At this writing, with just the first batch of troopers transitioned, response from the rank and file seems extremely positive. As the committee expected, some of the most enthusiastic are those who previously were the weakest shooters. They now have a pistol that better fits their hands, a pistol they can control better. In one transition class, a trooper who had often struggled to qualify easily passed the course on the first try with the new GLOCK. Many troopers have reported that the .45 G.A.P. feels to them as if it “kicks less” than the snappy .40 round (a 180-gr. subsonic) that they had carried until now.

An unexpected response has been the extremely positive reaction by gun enthusiasts going through the training. Many were pleasantly surprised to find the GLOCK 37 Gen4 in .45 G.A.P. more controllable than some larger .45s.

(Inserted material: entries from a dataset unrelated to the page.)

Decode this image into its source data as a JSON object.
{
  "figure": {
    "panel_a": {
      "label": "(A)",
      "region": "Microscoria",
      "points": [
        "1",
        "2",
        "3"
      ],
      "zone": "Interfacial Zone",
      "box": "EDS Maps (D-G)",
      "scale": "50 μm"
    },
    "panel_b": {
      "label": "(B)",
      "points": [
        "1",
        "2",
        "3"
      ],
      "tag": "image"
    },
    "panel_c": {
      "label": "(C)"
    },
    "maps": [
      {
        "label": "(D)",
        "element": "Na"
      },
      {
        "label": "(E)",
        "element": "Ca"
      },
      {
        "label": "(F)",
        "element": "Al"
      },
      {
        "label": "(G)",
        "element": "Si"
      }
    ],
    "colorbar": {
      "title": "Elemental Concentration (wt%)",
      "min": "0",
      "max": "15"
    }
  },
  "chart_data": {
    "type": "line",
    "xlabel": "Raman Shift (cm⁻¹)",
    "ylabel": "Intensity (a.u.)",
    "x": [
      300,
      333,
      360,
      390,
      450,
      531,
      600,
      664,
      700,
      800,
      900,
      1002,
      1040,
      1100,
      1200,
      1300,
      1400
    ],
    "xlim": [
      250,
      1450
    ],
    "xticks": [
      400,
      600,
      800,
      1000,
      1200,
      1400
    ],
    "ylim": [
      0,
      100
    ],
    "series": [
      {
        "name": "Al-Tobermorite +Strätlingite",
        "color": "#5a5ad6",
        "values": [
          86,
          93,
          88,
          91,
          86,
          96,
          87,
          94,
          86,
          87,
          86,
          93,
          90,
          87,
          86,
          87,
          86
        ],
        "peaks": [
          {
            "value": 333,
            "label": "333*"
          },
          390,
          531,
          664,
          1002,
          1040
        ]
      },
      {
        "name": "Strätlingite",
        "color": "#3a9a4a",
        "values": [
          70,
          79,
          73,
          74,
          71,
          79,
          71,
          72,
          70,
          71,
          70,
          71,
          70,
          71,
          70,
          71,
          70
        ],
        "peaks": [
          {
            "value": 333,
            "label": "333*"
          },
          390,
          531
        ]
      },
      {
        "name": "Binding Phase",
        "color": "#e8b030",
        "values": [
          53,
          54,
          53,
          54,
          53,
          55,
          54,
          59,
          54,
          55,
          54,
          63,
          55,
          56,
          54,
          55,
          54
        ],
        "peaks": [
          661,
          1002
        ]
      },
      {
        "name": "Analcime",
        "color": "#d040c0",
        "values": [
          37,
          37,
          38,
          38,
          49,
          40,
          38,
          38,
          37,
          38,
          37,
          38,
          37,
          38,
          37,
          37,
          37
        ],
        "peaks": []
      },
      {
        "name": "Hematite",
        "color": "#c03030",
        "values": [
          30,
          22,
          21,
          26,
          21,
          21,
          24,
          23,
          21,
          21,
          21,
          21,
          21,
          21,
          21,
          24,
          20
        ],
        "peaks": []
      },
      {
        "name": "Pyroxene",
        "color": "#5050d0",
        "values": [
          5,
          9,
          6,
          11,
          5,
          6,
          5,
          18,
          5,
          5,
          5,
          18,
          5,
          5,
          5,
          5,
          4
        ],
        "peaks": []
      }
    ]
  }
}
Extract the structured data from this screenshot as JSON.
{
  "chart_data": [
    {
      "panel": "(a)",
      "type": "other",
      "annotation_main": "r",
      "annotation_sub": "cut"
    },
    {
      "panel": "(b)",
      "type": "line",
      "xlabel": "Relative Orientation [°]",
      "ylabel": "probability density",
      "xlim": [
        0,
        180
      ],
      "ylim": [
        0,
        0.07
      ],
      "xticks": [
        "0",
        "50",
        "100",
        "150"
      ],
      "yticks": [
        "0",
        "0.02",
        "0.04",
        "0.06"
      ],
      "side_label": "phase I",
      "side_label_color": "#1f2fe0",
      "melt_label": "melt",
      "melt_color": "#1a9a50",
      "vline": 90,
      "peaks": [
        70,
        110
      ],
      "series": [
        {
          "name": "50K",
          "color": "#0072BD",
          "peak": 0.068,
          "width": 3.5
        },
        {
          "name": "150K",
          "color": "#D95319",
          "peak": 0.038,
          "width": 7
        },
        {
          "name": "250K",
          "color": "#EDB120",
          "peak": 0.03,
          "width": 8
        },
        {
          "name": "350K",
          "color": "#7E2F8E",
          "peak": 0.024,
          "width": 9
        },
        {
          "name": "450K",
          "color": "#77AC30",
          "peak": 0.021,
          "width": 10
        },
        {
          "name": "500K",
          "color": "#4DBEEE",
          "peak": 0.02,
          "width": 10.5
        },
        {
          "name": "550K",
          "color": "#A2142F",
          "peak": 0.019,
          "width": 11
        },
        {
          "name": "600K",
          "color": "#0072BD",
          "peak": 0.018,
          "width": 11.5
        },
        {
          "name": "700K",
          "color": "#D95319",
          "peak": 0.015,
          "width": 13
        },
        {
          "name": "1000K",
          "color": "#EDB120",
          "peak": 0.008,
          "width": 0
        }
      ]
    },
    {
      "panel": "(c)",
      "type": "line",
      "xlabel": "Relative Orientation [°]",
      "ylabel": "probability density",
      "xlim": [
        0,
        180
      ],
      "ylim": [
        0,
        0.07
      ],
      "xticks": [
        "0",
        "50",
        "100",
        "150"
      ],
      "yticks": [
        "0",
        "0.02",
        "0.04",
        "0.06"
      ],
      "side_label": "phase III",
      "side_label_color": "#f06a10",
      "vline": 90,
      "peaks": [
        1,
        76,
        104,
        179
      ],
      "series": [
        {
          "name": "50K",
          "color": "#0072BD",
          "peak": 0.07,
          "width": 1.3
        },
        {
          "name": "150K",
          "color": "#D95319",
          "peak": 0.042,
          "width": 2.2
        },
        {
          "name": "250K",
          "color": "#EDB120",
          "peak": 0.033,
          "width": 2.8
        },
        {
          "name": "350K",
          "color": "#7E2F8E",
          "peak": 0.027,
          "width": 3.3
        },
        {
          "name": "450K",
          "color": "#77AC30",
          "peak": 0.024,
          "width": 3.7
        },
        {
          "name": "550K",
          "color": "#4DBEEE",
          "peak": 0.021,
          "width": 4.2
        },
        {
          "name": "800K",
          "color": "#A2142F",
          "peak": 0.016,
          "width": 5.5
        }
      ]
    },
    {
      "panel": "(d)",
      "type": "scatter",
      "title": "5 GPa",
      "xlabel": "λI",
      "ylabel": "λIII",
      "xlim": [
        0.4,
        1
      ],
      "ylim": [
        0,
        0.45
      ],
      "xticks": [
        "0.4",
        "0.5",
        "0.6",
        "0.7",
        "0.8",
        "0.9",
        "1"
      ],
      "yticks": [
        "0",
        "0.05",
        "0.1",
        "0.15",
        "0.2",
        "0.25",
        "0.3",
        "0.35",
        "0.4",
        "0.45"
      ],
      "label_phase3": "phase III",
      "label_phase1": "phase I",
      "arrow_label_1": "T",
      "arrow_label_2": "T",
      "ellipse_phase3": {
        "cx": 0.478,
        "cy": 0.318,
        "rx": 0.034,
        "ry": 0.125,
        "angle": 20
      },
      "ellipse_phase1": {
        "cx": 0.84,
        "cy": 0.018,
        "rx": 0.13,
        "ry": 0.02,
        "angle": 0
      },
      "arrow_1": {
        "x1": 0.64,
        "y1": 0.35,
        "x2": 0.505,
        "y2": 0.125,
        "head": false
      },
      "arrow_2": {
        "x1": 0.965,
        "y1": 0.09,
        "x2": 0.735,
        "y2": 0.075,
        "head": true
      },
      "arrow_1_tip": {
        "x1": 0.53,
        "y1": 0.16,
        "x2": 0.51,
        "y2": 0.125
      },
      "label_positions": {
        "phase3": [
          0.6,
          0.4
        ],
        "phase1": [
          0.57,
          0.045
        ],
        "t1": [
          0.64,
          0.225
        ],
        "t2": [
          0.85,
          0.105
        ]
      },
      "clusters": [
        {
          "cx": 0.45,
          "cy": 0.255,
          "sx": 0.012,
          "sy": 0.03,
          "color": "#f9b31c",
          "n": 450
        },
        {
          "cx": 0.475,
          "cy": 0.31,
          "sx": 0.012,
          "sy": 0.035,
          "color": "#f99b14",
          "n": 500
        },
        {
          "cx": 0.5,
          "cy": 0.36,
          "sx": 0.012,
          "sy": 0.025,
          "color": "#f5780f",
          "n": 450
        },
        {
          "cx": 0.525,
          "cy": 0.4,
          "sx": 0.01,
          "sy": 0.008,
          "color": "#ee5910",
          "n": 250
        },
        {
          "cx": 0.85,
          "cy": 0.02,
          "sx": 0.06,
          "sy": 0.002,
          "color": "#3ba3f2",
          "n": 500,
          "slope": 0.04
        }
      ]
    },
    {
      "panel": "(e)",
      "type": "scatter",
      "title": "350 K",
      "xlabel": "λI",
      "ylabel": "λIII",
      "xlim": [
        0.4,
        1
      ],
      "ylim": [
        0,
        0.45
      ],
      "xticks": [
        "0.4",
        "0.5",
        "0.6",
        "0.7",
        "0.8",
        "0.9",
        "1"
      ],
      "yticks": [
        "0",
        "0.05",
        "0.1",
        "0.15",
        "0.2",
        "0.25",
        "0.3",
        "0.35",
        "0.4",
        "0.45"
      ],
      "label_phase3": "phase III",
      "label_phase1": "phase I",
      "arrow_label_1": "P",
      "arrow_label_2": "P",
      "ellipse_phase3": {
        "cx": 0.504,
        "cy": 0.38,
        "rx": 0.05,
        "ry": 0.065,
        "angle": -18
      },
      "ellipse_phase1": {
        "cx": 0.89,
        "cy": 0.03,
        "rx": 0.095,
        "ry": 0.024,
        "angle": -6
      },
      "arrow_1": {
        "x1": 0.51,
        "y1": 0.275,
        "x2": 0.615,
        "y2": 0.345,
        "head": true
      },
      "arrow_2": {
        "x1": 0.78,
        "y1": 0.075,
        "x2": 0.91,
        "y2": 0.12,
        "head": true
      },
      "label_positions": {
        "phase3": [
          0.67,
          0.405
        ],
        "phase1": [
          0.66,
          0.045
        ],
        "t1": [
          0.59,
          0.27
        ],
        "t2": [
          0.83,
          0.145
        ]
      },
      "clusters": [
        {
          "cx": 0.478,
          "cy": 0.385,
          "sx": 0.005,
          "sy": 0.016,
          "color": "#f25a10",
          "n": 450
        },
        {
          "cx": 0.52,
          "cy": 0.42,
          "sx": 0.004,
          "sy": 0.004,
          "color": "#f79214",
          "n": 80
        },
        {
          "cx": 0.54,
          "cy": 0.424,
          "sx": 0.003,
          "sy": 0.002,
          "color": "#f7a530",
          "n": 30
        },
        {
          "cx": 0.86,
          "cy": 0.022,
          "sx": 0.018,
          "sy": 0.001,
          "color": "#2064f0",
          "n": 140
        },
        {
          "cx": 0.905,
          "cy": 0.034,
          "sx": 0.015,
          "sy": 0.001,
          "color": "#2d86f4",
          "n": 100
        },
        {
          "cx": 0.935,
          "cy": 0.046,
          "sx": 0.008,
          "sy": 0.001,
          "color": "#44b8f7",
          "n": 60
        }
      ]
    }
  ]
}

The Florida Highway Patrol seem happy with their new choice of service guns, but the story of the GLOCK/G.A.P.’s selection is not just about arms and ammunition. It is about an administration that respects and trusts its personnel sufficiently to give them a say in their safety equipment and to accept their feedback and positively act upon it. The committee reached out to troopers in the field, both in rural and urban posts. It reached out to other agencies to gather real-world information on the life-saving rescue equipment under consideration. The result is one that engenders confidence and superior morale among the men and women of the Florida Highway Patrol who have sworn an oath to put their very lives on the line for the safety of the people in the Sunshine State. Congratulations to FHP’s commandant, Col. John T. Czernis and the committee under his command, for setting a model example of how to plan and implement public safety decisions.

The author and GLOCK ANNUAL wish to thank the Florida Highway Patrol, and particularly Trooper Melissa Oman, Lt. Col. Ernesto Duarte, Captain Bryan Hudson and armorer Jayme Barlow for their cooperation, without which this article would not have been possible.